Das Wells-Syndrom verläuft gewöhnlicher Weise in zwei Stadien nach einem kurzen Prodromalstadium mit Juckreiz und Brennen. Das erste oder zelluläre Stadium, welches einige Tage bis zu 3 bis 4 Wochen persistiert, ist gekennzeichnet durch multiple, selten solitäre klein- und großflächige Erytheme mit urtikarieller Note und scharfer Randbegrenzung, Ödem, Blasen mit rascher peripherer Ausbreitung an Stamm und Extremitäten, Pruritus, evtl. Schmerzen. Das zweite oder sklerodermiforme Stadium zeigt eine zentrale Rückbildung des Erythems mit einem zunächst blasseren, dann rotbraunen bis blaugrauen Farbton, der Rand wird rötlich oder violett wie bei der Morphea [3] [4].

Systemische Zeichen wie Fieber und Krankheitsgefühl sind selten vorhanden. Bluteosinophilie ist ein häufiges, aber nicht obligates Merkmal und korreliert nicht mit der Schwere des momentanen Erkrankungszustandes. Die Rückbildung erfolgt spontan oder unter Therapie mit systemischen Kortikosteroiden ohne Residuen. Die Mehrzahl der Patienten hat Rezidive in den gleichen Arealen, auch nach langer Latenzzeit [5] [6]. Eine Alters- und Geschlechtsbevorzugung liegt nicht vor. Die Dauer der Erkrankung ist sehr variabel. Sie kann subakut für Monate bis Jahre verlaufen oder in die komplette Remission gehen [5].

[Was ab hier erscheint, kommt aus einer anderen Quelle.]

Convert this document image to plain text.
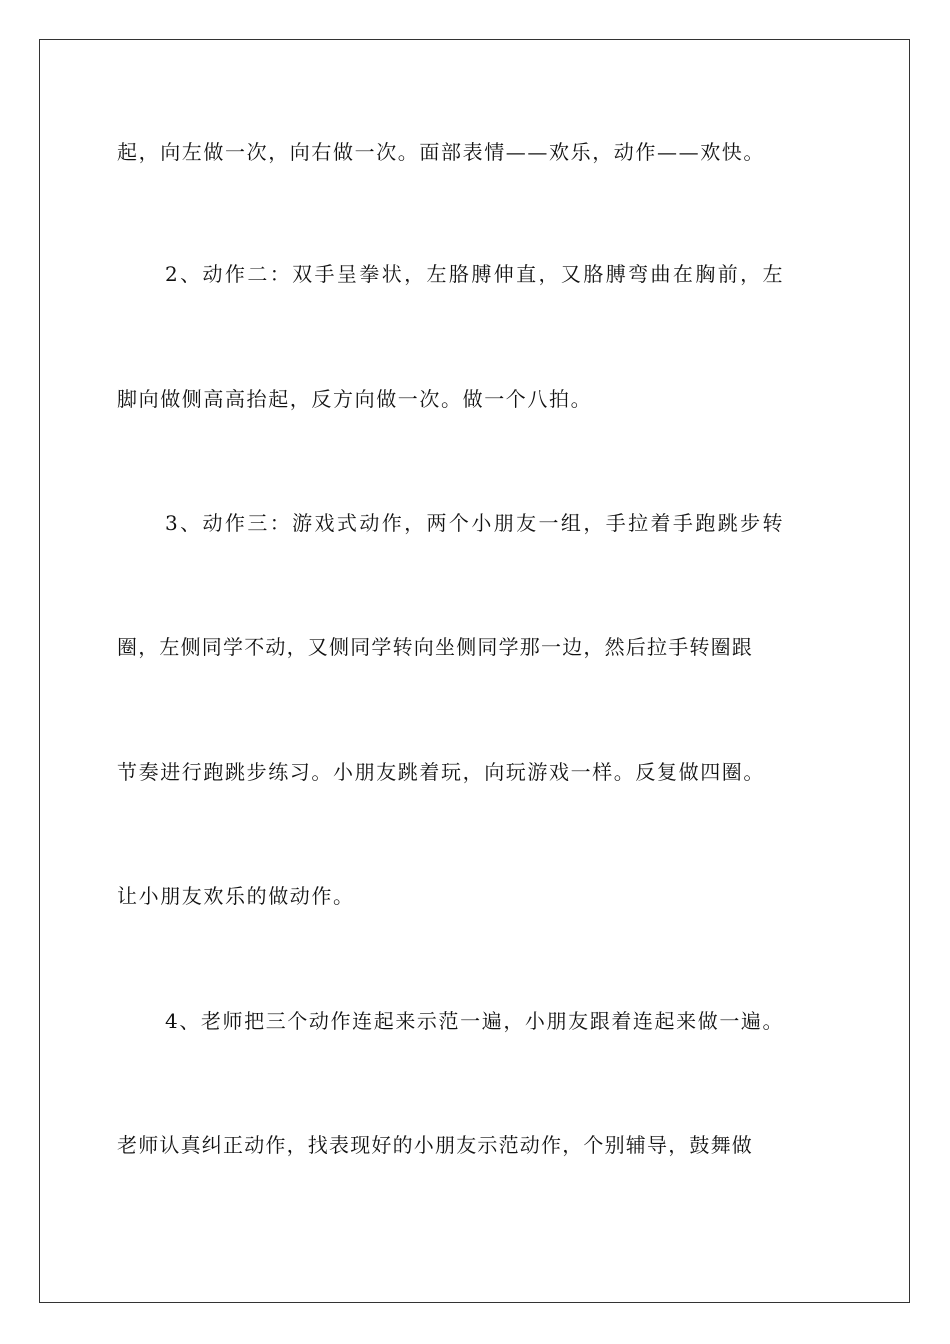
起，向左做一次，向右做一次。面部表情——欢乐，动作——欢快。
2、动作二：双手呈拳状，左胳膊伸直，又胳膊弯曲在胸前，左
脚向做侧高高抬起，反方向做一次。做一个八拍。
3、动作三：游戏式动作，两个小朋友一组，手拉着手跑跳步转
圈，左侧同学不动，又侧同学转向坐侧同学那一边，然后拉手转圈跟
节奏进行跑跳步练习。小朋友跳着玩，向玩游戏一样。反复做四圈。
让小朋友欢乐的做动作。
4、老师把三个动作连起来示范一遍，小朋友跟着连起来做一遍。
老师认真纠正动作，找表现好的小朋友示范动作，个别辅导，鼓舞做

Histologisch finden sich je nach Stadium unterschiedliche Befunde: akutes Stadium mit Eosinophilen im Gewebe und Ödem; subakutes Stadium mit Histiozyten, Eosinophilen und flame figures; Rückbildungsstadium mit Histiozyten in Umgebung der flame figures, granulomatöses Infiltrat, histiozytische Nekrobiose und Persistieren der flame figures [3].

Als assoziierte Erkrankungen oder Auslöse- bzw. Triggerfaktoren sind Insektenstiche, Parasiten (Onchocerciasis u. Ascaris lumbricoides), virale Infektionen (Varizellen, Mumps), unerwünschte Arzneimittelreaktionen, zugrundeliegende myeloproliferative/hämatologische Erkrankungen, Neoplasien, Autoimmunerkrankungen, atopische Diathese, mykotische Infektionen, Ektoparasiten; Impfungen, mit Penicillin behandelte Erysipele sowie Diabetes mellitus bekannt [3] [5] [7] [8]. Bei unseren vorgestellten Patienten kamen auslösend bzw. assoziiert zum einen vermutlich ein Insektenstich und zum anderen die Chemotherapie bei Mammakarzinom oder die Pneumonie in Betracht. Bei beiden Patienten fiel die allergologische Diagnostik negativ aus.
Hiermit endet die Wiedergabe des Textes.